Воздух был наполнен дурманящим ароматом сирени. Всё дышало счастьем, точнее, его предвкушением. А счастья, наверное, и не бывает… Ведь то, что мы принимаем за счастье, оказывается лишь его предвкушением.

Вон они, те кусты сирени, старые знакомые! М-да, много с ними связано… воспоминаний. И приятных, и не очень.

Дитрих, никогда в жизни не заботившийся о своей внешности, не спускал глаз со своего отражения. Военная форма действительно ему очень шла. Поэтому переодеваться в штатское он наотрез отказался, и щеголял в новых погонах, как ребёнок.

По лицу Дитриха блуждала рассеянная улыбка, как у влюблённого дурачка. Удивительно, что мундир не лопнул по швам – так его владельца распирало от гордости! Дитрих украдкой бросил взгляд в витрину и наконец не выдержал:

– Так и до генерала рукой подать! Ты же поедешь с нами на восточный фронт?

Я напустил на себя унылый вид и промямлил:

– Я не могу… мне нельзя…

– Почему это? – вскинулся Дитрих.

– Мне немец один не велит, – промямлил я и украдкой взглянул на Дитриха.

– Какой ещё немец? – Дитрих аж остановился. И с подозрением меня оглядел. С головы до ног. – Что за тип?

– Не беспокойся, он чистокровный немец, – поспешно заверил я и с трудом подавил улыбку. – Брюнет…

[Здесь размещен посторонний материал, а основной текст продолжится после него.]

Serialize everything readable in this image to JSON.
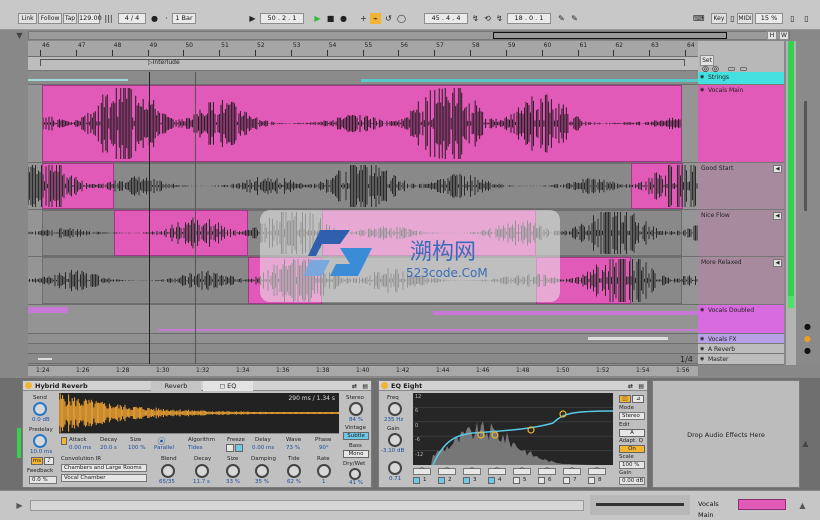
{
  "transport": {
    "link": "Link",
    "follow": "Follow",
    "tap": "Tap",
    "tempo": "129.00",
    "signature": "4 / 4",
    "quantize": "1 Bar",
    "arrangement_position": "50 . 2 . 1",
    "loop_start": "45 . 4 . 4",
    "loop_length": "18 . 0 . 1",
    "key": "Key",
    "midi": "MIDI",
    "cpu": "15 %",
    "h_btn": "H",
    "w_btn": "W"
  },
  "ruler": {
    "bars": [
      "46",
      "47",
      "48",
      "49",
      "50",
      "51",
      "52",
      "53",
      "54",
      "55",
      "56",
      "57",
      "58",
      "59",
      "60",
      "61",
      "62",
      "63",
      "64"
    ],
    "locator": "Interlude"
  },
  "time_ruler": {
    "times": [
      "1:24",
      "1:26",
      "1:28",
      "1:30",
      "1:32",
      "1:34",
      "1:36",
      "1:38",
      "1:40",
      "1:42",
      "1:44",
      "1:46",
      "1:48",
      "1:50",
      "1:52",
      "1:54",
      "1:56"
    ],
    "zoom": "1/4"
  },
  "tracks": [
    {
      "name": "Strings",
      "color": "#44e0e0"
    },
    {
      "name": "Vocals Main",
      "color": "#e25ab8"
    },
    {
      "name": "Good Start",
      "color": "#a57a98"
    },
    {
      "name": "Nice Flow",
      "color": "#a57a98"
    },
    {
      "name": "More Relaxed",
      "color": "#a57a98"
    },
    {
      "name": "Vocals Doubled",
      "color": "#d96be0"
    },
    {
      "name": "Vocals FX",
      "color": "#b8a0e6"
    },
    {
      "name": "A Reverb",
      "color": "#bdbdbd"
    },
    {
      "name": "Master",
      "color": "#bdbdbd"
    }
  ],
  "set_label": "Set",
  "reverb": {
    "title": "Hybrid Reverb",
    "tab_reverb": "Reverb",
    "tab_eq": "EQ",
    "send_label": "Send",
    "send_value": "0.0 dB",
    "predelay_label": "Predelay",
    "predelay_value": "10.0 ms",
    "ms_btn": "ms",
    "feedback_label": "Feedback",
    "feedback_value": "0.0 %",
    "ir_info": "290 ms / 1.34 s",
    "attack_label": "Attack",
    "attack_value": "0.00 ms",
    "decay_label": "Decay",
    "decay_value": "20.0 s",
    "size_label": "Size",
    "size_value": "100 %",
    "routing_value": "Parallel",
    "algorithm_label": "Algorithm",
    "algorithm_value": "Tides",
    "freeze_label": "Freeze",
    "delay_label": "Delay",
    "delay_value": "0.00 ms",
    "wave_label": "Wave",
    "wave_value": "73 %",
    "phase_label": "Phase",
    "phase_value": "90°",
    "convolution_label": "Convolution IR",
    "ir_category": "Chambers and Large Rooms",
    "ir_name": "Vocal Chamber",
    "blend_label": "Blend",
    "blend_value": "65/35",
    "decay2_label": "Decay",
    "decay2_value": "11.7 s",
    "size2_label": "Size",
    "size2_value": "33 %",
    "damping_label": "Damping",
    "damping_value": "35 %",
    "tide_label": "Tide",
    "tide_value": "62 %",
    "rate_label": "Rate",
    "rate_value": "1",
    "stereo_label": "Stereo",
    "stereo_value": "84 %",
    "vintage_label": "Vintage",
    "vintage_value": "Subtle",
    "bass_label": "Bass",
    "bass_value": "Mono",
    "drywet_label": "Dry/Wet",
    "drywet_value": "41 %"
  },
  "eq": {
    "title": "EQ Eight",
    "freq_label": "Freq",
    "freq_value": "235 Hz",
    "gain_label": "Gain",
    "gain_value": "-3.10 dB",
    "q_value": "0.71",
    "db_scale": [
      "12",
      "6",
      "0",
      "-6",
      "-12"
    ],
    "bands": [
      "1",
      "2",
      "3",
      "4",
      "5",
      "6",
      "7",
      "8"
    ],
    "mode_label": "Mode",
    "mode_value": "Stereo",
    "edit_label": "Edit",
    "edit_value": "A",
    "adapt_label": "Adapt. Q",
    "adapt_value": "On",
    "scale_label": "Scale",
    "scale_value": "100 %",
    "gain_out_label": "Gain",
    "gain_out_value": "0.00 dB"
  },
  "drop_text": "Drop Audio Effects Here",
  "bottom": {
    "track_name": "Vocals Main"
  },
  "watermark": {
    "line1": "溯构网",
    "line2": "523code.CoM"
  }
}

– Да что ты мелешь? Кто он такой, чёрт его дери?! – заорал Дитрих. Никогда он не был таким нервным…

– Завтра утром он будет ждать меня в части. Обещаю, я вас познакомлю!

Поздно! Дитрих уже завёлся. И затарахтел:

– Что за сукин сын не пускает тебя на войну? Покажи мне его! Твоё отечество зовётся Германией! Люби его превыше всего и больше делом, чем на словах! А ты даже на словах не любишь!

Да так назидательно! Чёртов Нильс! Испортил мне друга.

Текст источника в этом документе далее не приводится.